Keith Richards said, of the mayhem that was the Rolling Stones early years, "If I want to know what I did in those years, I have to ask Bill Wyman." Wyman, born Bill Perks Jr., is a compulsive collector, an archivist, really. He keeps everything, tour posters, ticket stubs, photos, memorabilia, "home" movies of the Stones, all of it carefully labeled and placed in well-organized wooden filing cabinets. He joined the Stones in 1962 and walked away after the 1989-90 tour, remaining somewhat estranged from the other band members. In 2014, Wyman opened up his enormous archive to filmmaker Oliver Murray, and "The Quiet One" is the result.
Bill Perks Jr. grew up rough in the slums of South London, and he speaks a lot about what that meant to him, in his voiceover which pulls the film along. Not until the very end of "The Quiet One" does Wyman appear in full, talking to the camera. Nobody interviewed is shown in "talking head" format. They are identified only by their names onscreen. Throughout, Wyman is shown from behind, sitting at the desk in his archive, head bent over his work, the camera gliding through the shelves, providing just glimpses of him. The film is a collection of voices, accompanied by all this new footage, Super 8 footage, tape recordings and home movies and Wyman's tour diaries, etc. (Unfortunately, this style doesn't highlight the actual footage as much as it should. It's all put together in fragmented montage form, making the footage look like every other hodgepodge montage in contemporary documentaries.)

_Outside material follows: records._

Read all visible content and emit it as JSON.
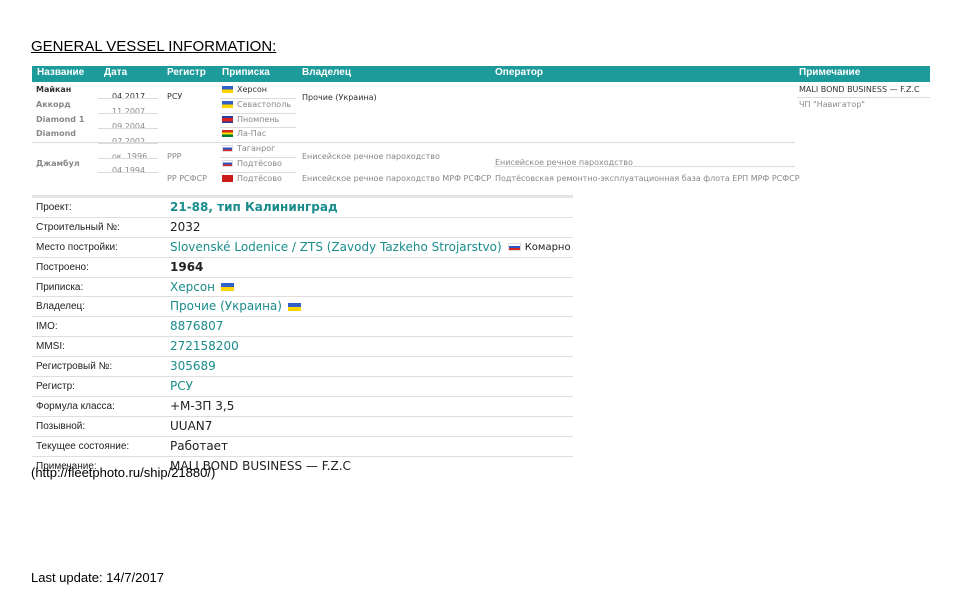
{
  "section_title": "GENERAL VESSEL INFORMATION:",
  "history": {
    "headers": [
      "Название",
      "Дата",
      "Регистр",
      "Приписка",
      "Владелец",
      "Оператор",
      "Примечание"
    ],
    "names": [
      "Майкан",
      "Аккорд",
      "Diamond 1",
      "Diamond",
      "Джамбул"
    ],
    "dates": [
      "04.2017",
      "11.2007",
      "09.2004",
      "07.2002",
      "ок. 1996",
      "04.1994"
    ],
    "registers": [
      "РСУ",
      "РРР",
      "РР РСФСР"
    ],
    "ports": [
      "Херсон",
      "Севастополь",
      "Пномпень",
      "Ла-Пас",
      "Таганрог",
      "Подтёсово",
      "Подтёсово"
    ],
    "owners": [
      "Прочие (Украина)",
      "Енисейское речное пароходство",
      "Енисейское речное пароходство МРФ РСФСР"
    ],
    "operators": [
      "Енисейское речное пароходство",
      "Подтёсовская ремонтно-эксплуатационная база флота ЕРП МРФ РСФСР"
    ],
    "notes": [
      "MALI BOND BUSINESS — F.Z.C",
      "ЧП \"Навигатор\""
    ]
  },
  "details": {
    "project_label": "Проект:",
    "project_value": "21-88, тип Калининград",
    "build_no_label": "Строительный №:",
    "build_no_value": "2032",
    "yard_label": "Место постройки:",
    "yard_value": "Slovenské Lodenice / ZTS (Zavody Tazkeho Strojarstvo)",
    "yard_city": "Комарно",
    "built_label": "Построено:",
    "built_value": "1964",
    "port_label": "Приписка:",
    "port_value": "Херсон",
    "owner_label": "Владелец:",
    "owner_value": "Прочие (Украина)",
    "imo_label": "IMO:",
    "imo_value": "8876807",
    "mmsi_label": "MMSI:",
    "mmsi_value": "272158200",
    "reg_no_label": "Регистровый №:",
    "reg_no_value": "305689",
    "register_label": "Регистр:",
    "register_value": "РСУ",
    "class_label": "Формула класса:",
    "class_value": "+М-ЗП 3,5",
    "callsign_label": "Позывной:",
    "callsign_value": "UUAN7",
    "status_label": "Текущее состояние:",
    "status_value": "Работает",
    "note_label": "Примечание:",
    "note_value": "MALI BOND BUSINESS — F.Z.C"
  },
  "source": "(http://fleetphoto.ru/ship/21880/)",
  "last_update": "Last update: 14/7/2017",
  "colors": {
    "header": "#1d9a9a",
    "link": "#1a8c8c"
  },
  "flags": [
    "ukraine-flag",
    "cambodia-flag",
    "bolivia-flag",
    "russia-flag",
    "ussr-flag",
    "slovakia-flag"
  ]
}
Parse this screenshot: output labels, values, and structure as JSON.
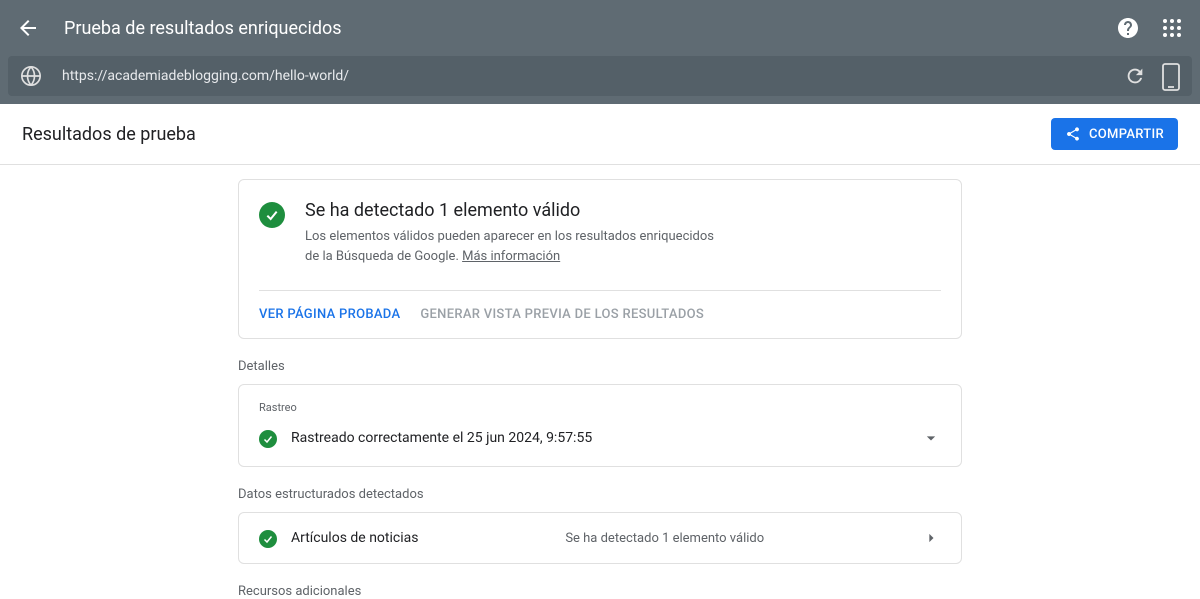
{
  "header": {
    "title": "Prueba de resultados enriquecidos"
  },
  "urlbar": {
    "url": "https://academiadeblogging.com/hello-world/"
  },
  "subheader": {
    "title": "Resultados de prueba",
    "share_label": "COMPARTIR"
  },
  "result": {
    "title": "Se ha detectado 1 elemento válido",
    "desc_pre": "Los elementos válidos pueden aparecer en los resultados enriquecidos de la Búsqueda de Google. ",
    "link": "Más información"
  },
  "tabs": {
    "tested": "VER PÁGINA PROBADA",
    "preview": "GENERAR VISTA PREVIA DE LOS RESULTADOS"
  },
  "details": {
    "label": "Detalles",
    "crawl_label": "Rastreo",
    "crawl_text": "Rastreado correctamente el 25 jun 2024, 9:57:55"
  },
  "structured": {
    "label": "Datos estructurados detectados",
    "item_name": "Artículos de noticias",
    "item_status": "Se ha detectado 1 elemento válido"
  },
  "additional": {
    "label": "Recursos adicionales"
  }
}
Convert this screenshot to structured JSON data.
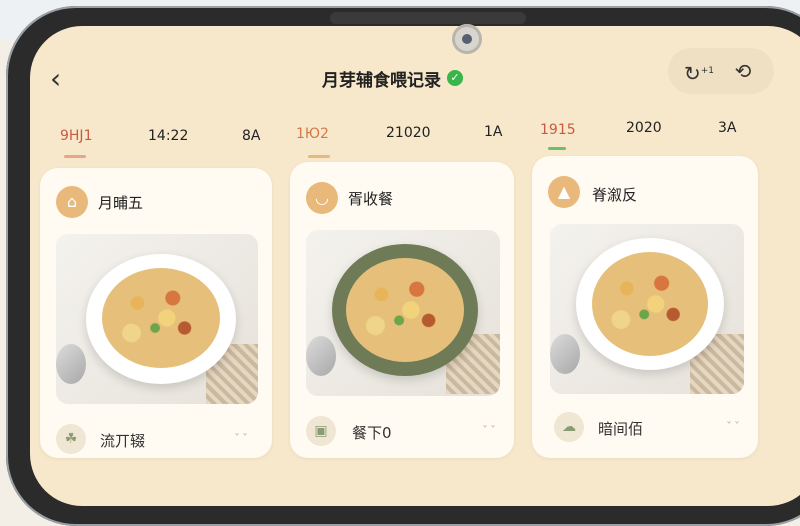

Wyman was not expected by his parents or anyone else to rise above his origins. His earliest memories are from the Blitz in World War II, climbing through the rubble. (As Stones drummer Charlie Watts observed, "He was locked into an era that came before us.") He served in the Army and discovered rock 'n roll via AFN (American Forces Network) radio. Wyman remembers hearing Chuck Berry for the first time and "the hair went up on the back of my neck. It blew me away." Wyman learned to play the bass by listening to the bass line on "Green Onions" by Booker T. and the M.G.'s. Eventually, he interviewed for a spot with a new band called The Rolling Stones, who were going to play the blues, almost unheard-of in England at that time, and not seen as commercial at all. Perks changed his name to Wyman, a final break with his past.
Bill Wyman, despite his reputation as the biggest womanizer in the band (think about that for a second), was known as "the quiet one" (he referred to himself once as "the silent Stone"), the guy who wore dark sunglasses in group interviews and didn't say much, but when he did, he said things like, "I'm not a musician. I'm in a band." Some of this footage has never been seen before, and there's some really captivating stuff. If you're a Stones fan, there isn't much to learn here (the band's history is so well-known at this point it's like something taught in grade schools across the land). So much of his footage is shot out of moving vehicles, showing just how peripatetic their lives were. Always on the move, go, go, go. There's the time when they all had to go live in France, and Wyman befriended Marc Chagall. Wyman was always a little bit separated from the "crazy" that was the Stones. He didn't do drugs. There's extraordinary footage of playing with Howlin' Wolf, of Brian Jones, of Altamont ("I don't really like to talk about Altamont"), along with more meditative shots: soap bubbles refracting the light, tree tops waving with lens flares from the sun, flowers, people.
His wife, Suzanne Accosta, says one of the most revealing things in "The Quiet One": "Time is [Wyman's] foundation and he wants to use all his time in a productive way." His archive is not just about nostalgia. It's about the passage of time; it's about the capturing of time. Anyone who keeps a journal, or saves photos, or hoards collections of objects knows that these activities are, to some degree, about the anxiety of living in time, of time passing so quickly it's all over before you know it. When Wyman shares the memory of meeting his favorite performer, Ray Charles, a man he reveres, he gets so emotional he can't go on. It's like it happened yesterday. Trying to capture a moment like that, hold it, pin it down, is the purpose of his archive. "It's a bizarre life I've had," he says in a tone of wonder.
"The Quiet One" is Wyman's journey, and because of that the documentary is intimate and personal, but by the same token it is also highly selective in what it shows and acknowledges. While this makes sense (Murray needed access to the archive—and Wyman—to continue with the project), it leads to a glaring omission. You'd have to remember the 1989 tabloid frenzy of Wyman's short-lived second marriage to his 18-year-old girlfriend (the "relationship" started when she was 14) to know how much the film withholds. The marriage gets just a brief mention. (This is similar to Scorsese's otherwise-wonderful "George Harrison: Living in the Material World" making no mention whatsoever of the plagiarism lawsuit Harrison was embroiled in for 10 years.) Wyman has been married to Accosta since 1993, and the couple have three children. They seem happy. But omitting the scandal of his second marriage doesn't sit well.